Les CDS, qu'on nomme poétiquement en français
"couvertures de défaillance"[""" ou, plus joliment, "dérivés sur événement de crédit" ou même plus mystérieusement
"permutations de l'impayé" constituent des "contrats de
protection financière entre acheteurs et vendeurs", qui, dit-on, furent
imaginés au sein de la banque John Pierpont Morgan. En France, cette pratique appelée "titrisation" (en anglais
securitization ) a été introduite par la loi du
23 décembre 1988. Sous l'impulsion de P. Beregovoy, elle visait, en
principe, à faciliter le développement du crédit immobilier en permettant aux
banques de sortir les créances de leurs bilans et d'améliorer leur ratio
« Cooke ». Attachez vos ceintures car nous entrons à la fois dans une zone (ô combien turbulente, souvenons-nous des "subprimes") et surtout dans une "terra incognita", où se trouvent, non pas les innocents "ursi vel leones" des régions blanches et inexplorées des cartes d'antan, mais des ogres de phynances infiniment plus avides et plus redoutables. Je ai mis ici un peu de latin pour vous préparer à celui de la suite qui n'a rien d'ecclésiastique comme vous allez le constater :
"L'acheteur de protection verse une prime ex ante annuelle calculée sur le montant notionnel de l'actif à couvrir, souvent dit de référence ou sous-jacent (ce montant étant également appelé encours notionnel du CDS), au vendeur de protection qui promet de compenser ex post les pertes de l'actif de référence en cas d'événement de crédit précisé dans le contrat. Il s'agit donc, sur le plan des flux financiers, de l'équivalent d'un contrat d'assurance".
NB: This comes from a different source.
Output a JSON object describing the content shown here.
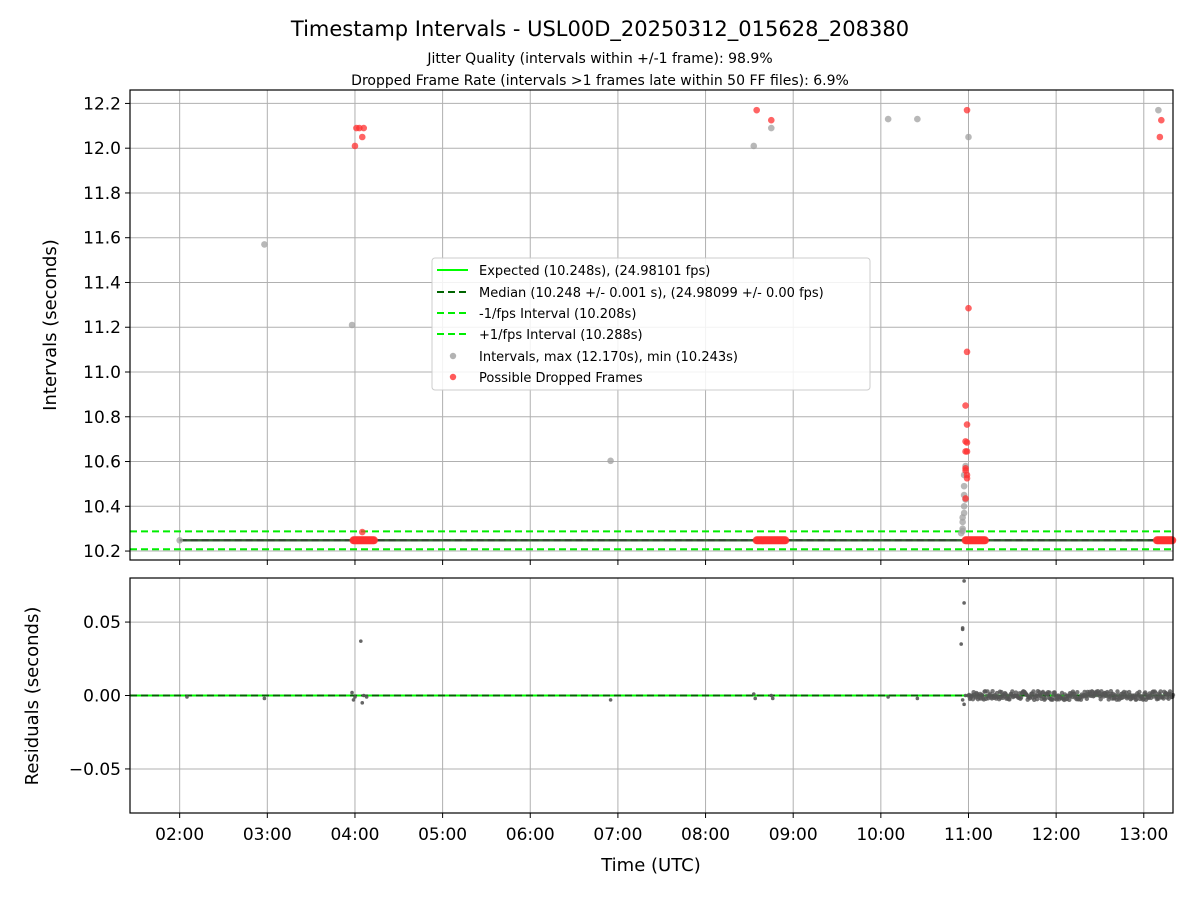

Poursuivons dans Wikipedia : "Il s'agit d'une transaction non-financée : sans obligation de mettre de côté des fonds pour garantir la transaction, le vendeur de protection reçoit des primes périodiques et augmente ses avoirs sans nul investissement en capital si aucun événement de crédit n'a lieu jusqu'à maturité (la fin) du contrat. Dans le cas contraire, événement plus ou moins probable mais très coûteux, il est contraint de faire un paiement contingent, donc de fournir des fonds ex post. Il s'agit donc d'une exposition hors-bilan.
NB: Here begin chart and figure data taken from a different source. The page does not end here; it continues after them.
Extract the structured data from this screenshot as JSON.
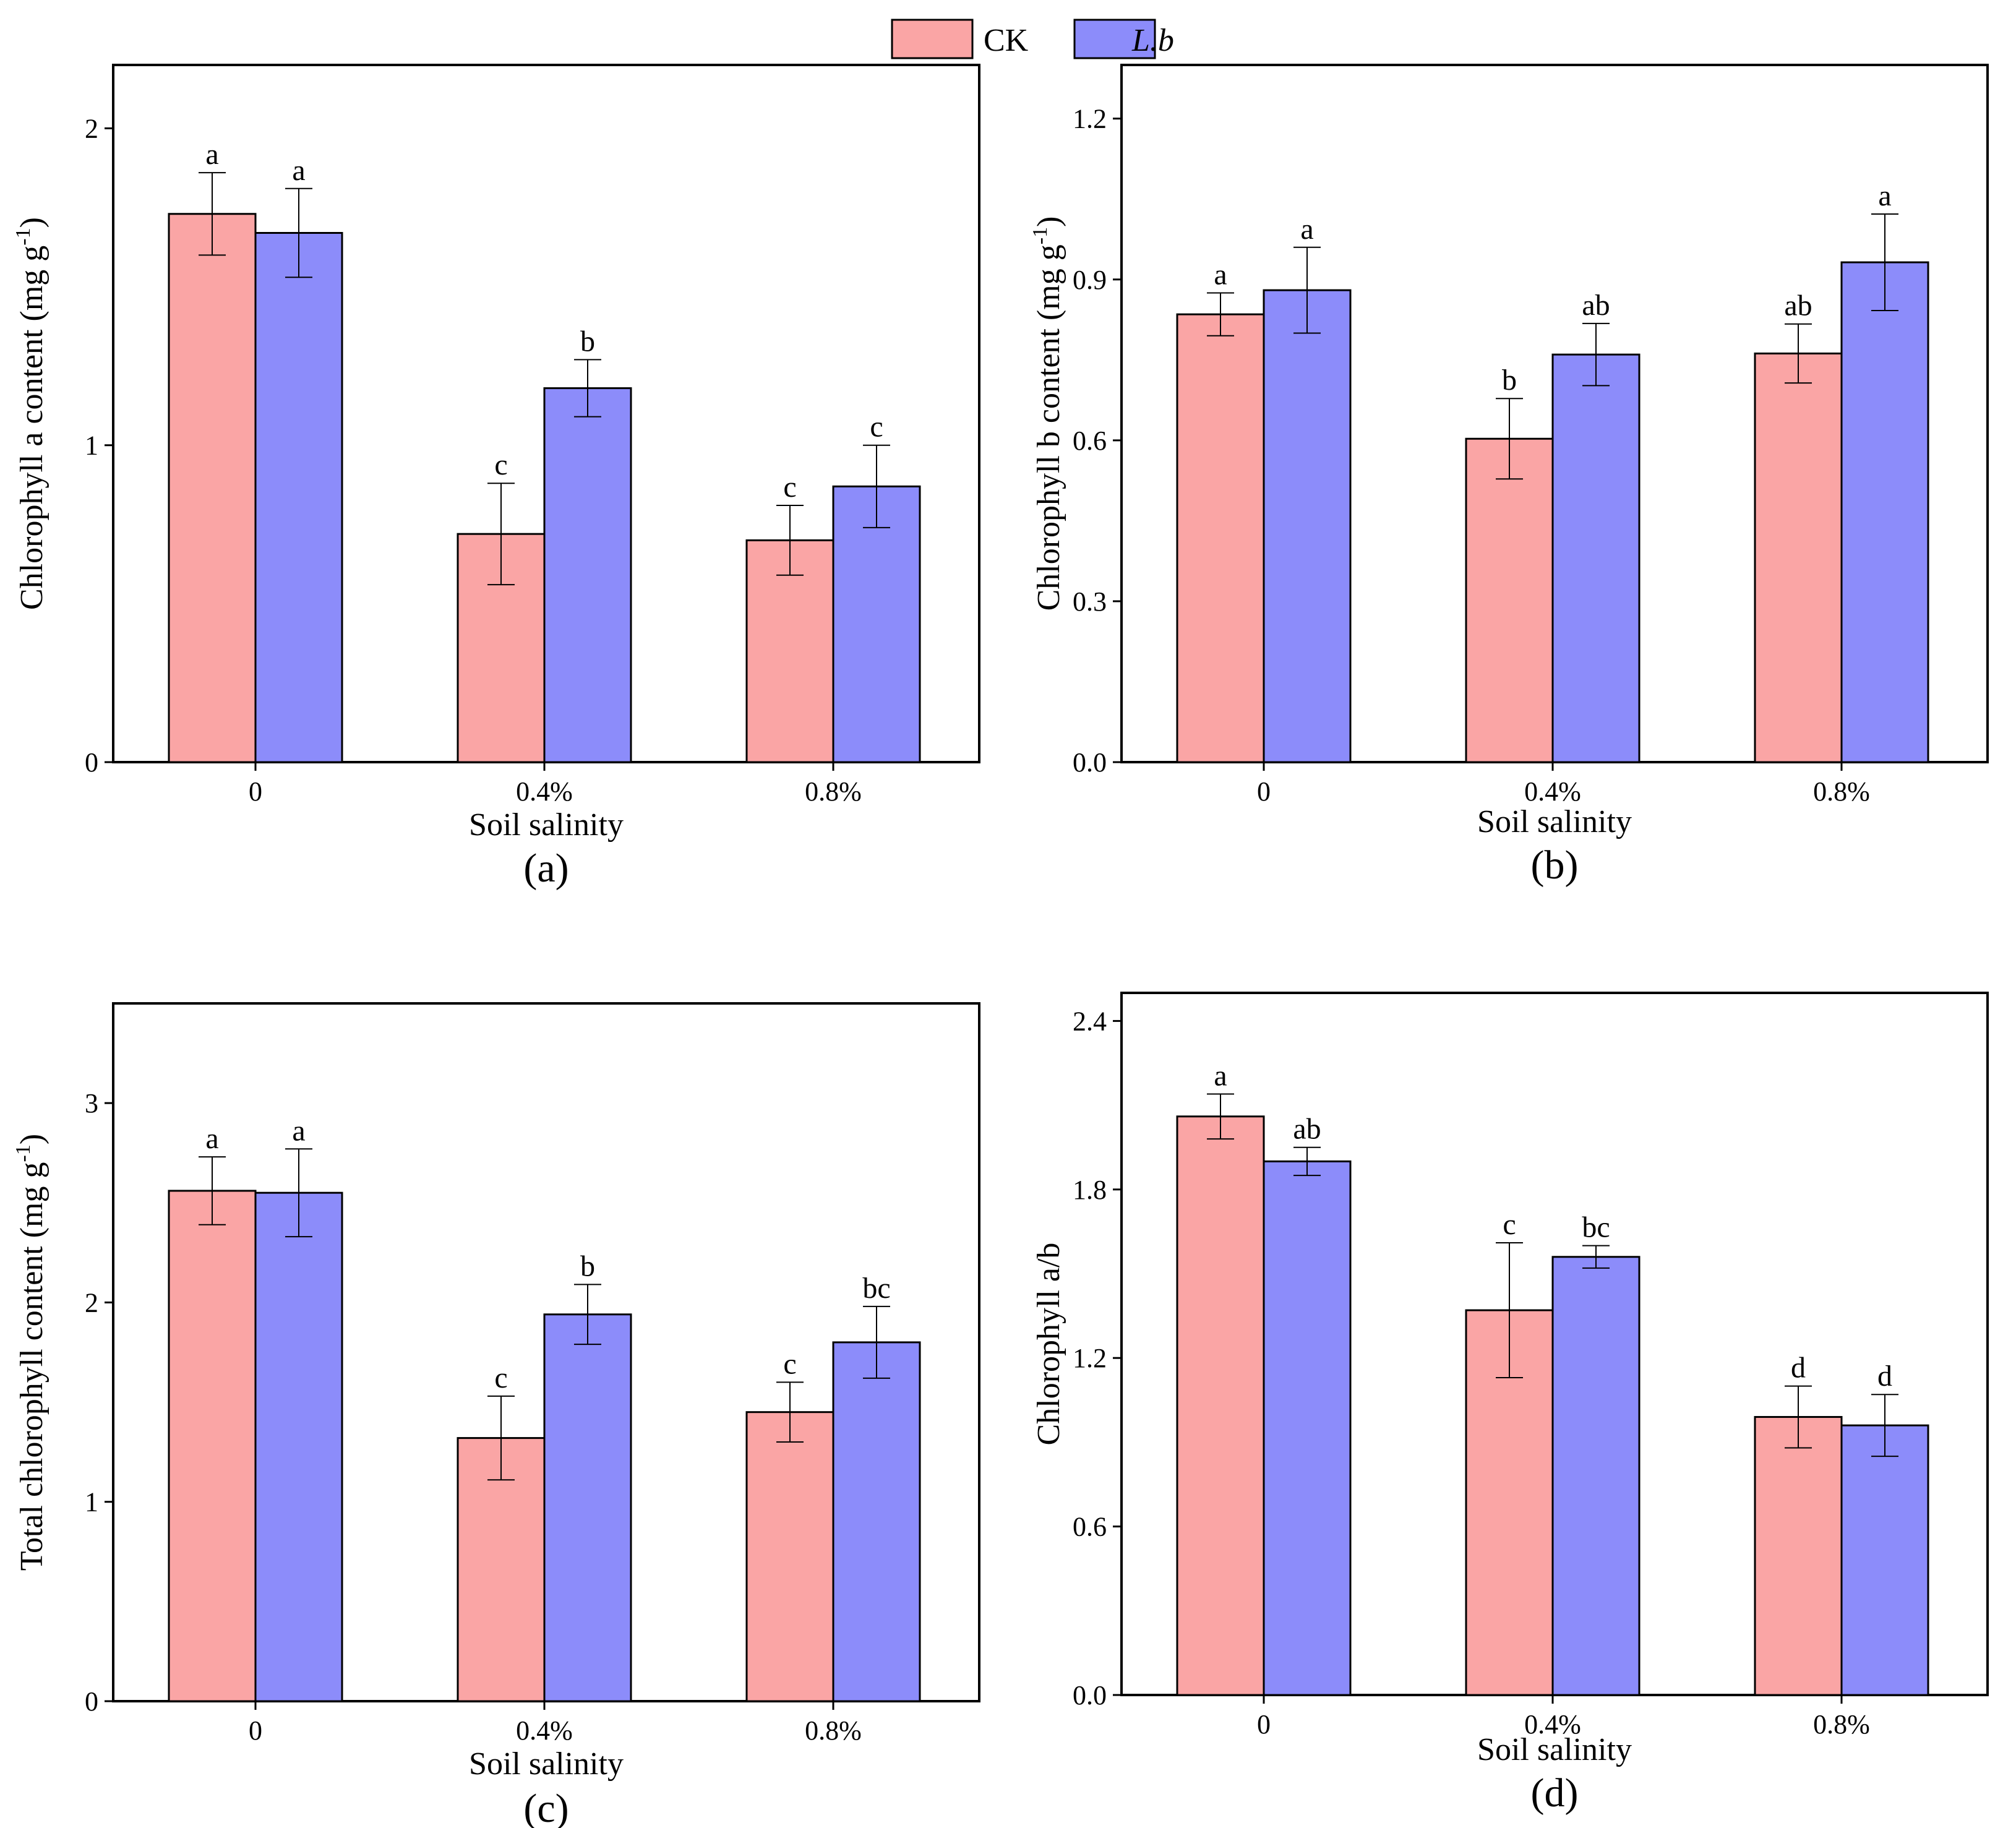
{
  "legend": {
    "items": [
      {
        "label": "CK",
        "color": "#FAA5A5",
        "italic": false
      },
      {
        "label": "L.b",
        "color": "#8C8CFA",
        "italic": true
      }
    ]
  },
  "chart_data": [
    {
      "panel": "(a)",
      "type": "bar",
      "xlabel": "Soil salinity",
      "ylabel": "Chlorophyll a content (mg g",
      "ylabel_sup": "-1",
      "ylabel_end": ")",
      "categories": [
        "0",
        "0.4%",
        "0.8%"
      ],
      "ylim": [
        0,
        2.2
      ],
      "yticks": [
        0,
        1,
        2
      ],
      "ytick_labels": [
        "0",
        "1",
        "2"
      ],
      "series": [
        {
          "name": "CK",
          "values": [
            1.73,
            0.72,
            0.7
          ],
          "errors": [
            0.13,
            0.16,
            0.11
          ],
          "letters": [
            "a",
            "c",
            "c"
          ]
        },
        {
          "name": "L.b",
          "values": [
            1.67,
            1.18,
            0.87
          ],
          "errors": [
            0.14,
            0.09,
            0.13
          ],
          "letters": [
            "a",
            "b",
            "c"
          ]
        }
      ]
    },
    {
      "panel": "(b)",
      "type": "bar",
      "xlabel": "Soil salinity",
      "ylabel": "Chlorophyll b content (mg g",
      "ylabel_sup": "-1",
      "ylabel_end": ")",
      "categories": [
        "0",
        "0.4%",
        "0.8%"
      ],
      "ylim": [
        0,
        1.3
      ],
      "yticks": [
        0.0,
        0.3,
        0.6,
        0.9,
        1.2
      ],
      "ytick_labels": [
        "0.0",
        "0.3",
        "0.6",
        "0.9",
        "1.2"
      ],
      "series": [
        {
          "name": "CK",
          "values": [
            0.835,
            0.603,
            0.762
          ],
          "errors": [
            0.04,
            0.075,
            0.055
          ],
          "letters": [
            "a",
            "b",
            "ab"
          ]
        },
        {
          "name": "L.b",
          "values": [
            0.88,
            0.76,
            0.932
          ],
          "errors": [
            0.08,
            0.058,
            0.09
          ],
          "letters": [
            "a",
            "ab",
            "a"
          ]
        }
      ]
    },
    {
      "panel": "(c)",
      "type": "bar",
      "xlabel": "Soil salinity",
      "ylabel": "Total chlorophyll content (mg g",
      "ylabel_sup": "-1",
      "ylabel_end": ")",
      "categories": [
        "0",
        "0.4%",
        "0.8%"
      ],
      "ylim": [
        0,
        3.5
      ],
      "yticks": [
        0,
        1,
        2,
        3
      ],
      "ytick_labels": [
        "0",
        "1",
        "2",
        "3"
      ],
      "series": [
        {
          "name": "CK",
          "values": [
            2.56,
            1.32,
            1.45
          ],
          "errors": [
            0.17,
            0.21,
            0.15
          ],
          "letters": [
            "a",
            "c",
            "c"
          ]
        },
        {
          "name": "L.b",
          "values": [
            2.55,
            1.94,
            1.8
          ],
          "errors": [
            0.22,
            0.15,
            0.18
          ],
          "letters": [
            "a",
            "b",
            "bc"
          ]
        }
      ]
    },
    {
      "panel": "(d)",
      "type": "bar",
      "xlabel": "Soil salinity",
      "ylabel": "Chlorophyll a/b",
      "ylabel_sup": "",
      "ylabel_end": "",
      "categories": [
        "0",
        "0.4%",
        "0.8%"
      ],
      "ylim": [
        0,
        2.5
      ],
      "yticks": [
        0.0,
        0.6,
        1.2,
        1.8,
        2.4
      ],
      "ytick_labels": [
        "0.0",
        "0.6",
        "1.2",
        "1.8",
        "2.4"
      ],
      "series": [
        {
          "name": "CK",
          "values": [
            2.06,
            1.37,
            0.99
          ],
          "errors": [
            0.08,
            0.24,
            0.11
          ],
          "letters": [
            "a",
            "c",
            "d"
          ]
        },
        {
          "name": "L.b",
          "values": [
            1.9,
            1.56,
            0.96
          ],
          "errors": [
            0.05,
            0.04,
            0.11
          ],
          "letters": [
            "ab",
            "bc",
            "d"
          ]
        }
      ]
    }
  ]
}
Les CDS ont été largement incriminés dans la responsabilité de la crise financière de 2007-2010 puis la crise de la dette dans la zone euro de 2011".
Tu m'étonnes! On dit que le marché des CDS représente plus de 90% de tous les dérivés de crédit, les trois-quarts de ce marché étant entre les mains d'une dizaines de "dealers". Mieux encore, en 2008, le marché des CDS dépassait de dix fois le montant total des créances sous-jacentes et même le PIB mondial !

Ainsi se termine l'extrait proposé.